ACCRA, May 15 – Ghana and the International Monetary Fund on Friday reached a staff-level agreement on the sixth and final review of the West African nation’s support programme, bringing the country closer to concluding its financial bailout arrangement with the lender.
The agreement, announced Friday, remains subject to approval by the IMF Executive Board.
Ghana’s presidency described the development as marking the “end of Ghana’s financial bailout relationship with the IMF,” according to a government statement.
The IMF said in a separate statement that Ghanaian authorities had also requested a non-financing Policy Coordination Instrument, a framework designed to support economic reforms and policy credibility without additional IMF funding.

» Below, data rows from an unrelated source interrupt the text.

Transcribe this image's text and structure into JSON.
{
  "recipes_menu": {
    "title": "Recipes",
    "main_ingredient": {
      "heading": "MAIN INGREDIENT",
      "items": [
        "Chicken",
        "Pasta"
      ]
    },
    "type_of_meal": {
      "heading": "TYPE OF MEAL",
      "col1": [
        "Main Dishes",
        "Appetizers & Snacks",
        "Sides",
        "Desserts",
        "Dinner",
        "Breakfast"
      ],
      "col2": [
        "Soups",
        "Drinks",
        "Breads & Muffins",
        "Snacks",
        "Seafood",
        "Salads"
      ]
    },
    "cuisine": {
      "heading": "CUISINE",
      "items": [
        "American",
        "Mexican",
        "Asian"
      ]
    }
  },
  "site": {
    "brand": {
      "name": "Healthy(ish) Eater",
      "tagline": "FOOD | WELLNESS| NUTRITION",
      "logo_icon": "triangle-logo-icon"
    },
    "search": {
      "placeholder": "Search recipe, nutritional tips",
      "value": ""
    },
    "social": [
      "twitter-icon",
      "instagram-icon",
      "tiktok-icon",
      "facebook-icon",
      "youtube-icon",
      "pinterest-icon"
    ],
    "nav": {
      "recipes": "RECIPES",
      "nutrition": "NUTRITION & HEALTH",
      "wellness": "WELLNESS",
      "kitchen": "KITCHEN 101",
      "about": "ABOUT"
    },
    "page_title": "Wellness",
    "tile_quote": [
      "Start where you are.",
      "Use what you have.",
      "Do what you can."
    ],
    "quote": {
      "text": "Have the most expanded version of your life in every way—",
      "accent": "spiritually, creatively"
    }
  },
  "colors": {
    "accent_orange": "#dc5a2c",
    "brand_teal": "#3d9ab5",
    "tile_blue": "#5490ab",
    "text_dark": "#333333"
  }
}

The latest agreement comes after Ghana undertook a series of fiscal reforms, debt restructuring measures and monetary tightening efforts aimed at stabilizing an economy that had been hit by surging inflation, currency weakness and mounting debt pressures.
The country secured a $3 billion IMF support programme in 2023 after falling into one of its worst economic crises in decades, which forced the government to restructure both domestic and external debt obligations.
Since then, Ghana has recorded easing inflation, improving foreign reserves and stronger fiscal performance, while benefiting from higher gold production and recovering investor confidence.
The government has increasingly signaled its intention to transition away from emergency financing arrangements toward a framework focused on economic coordination, fiscal discipline and market-driven growth.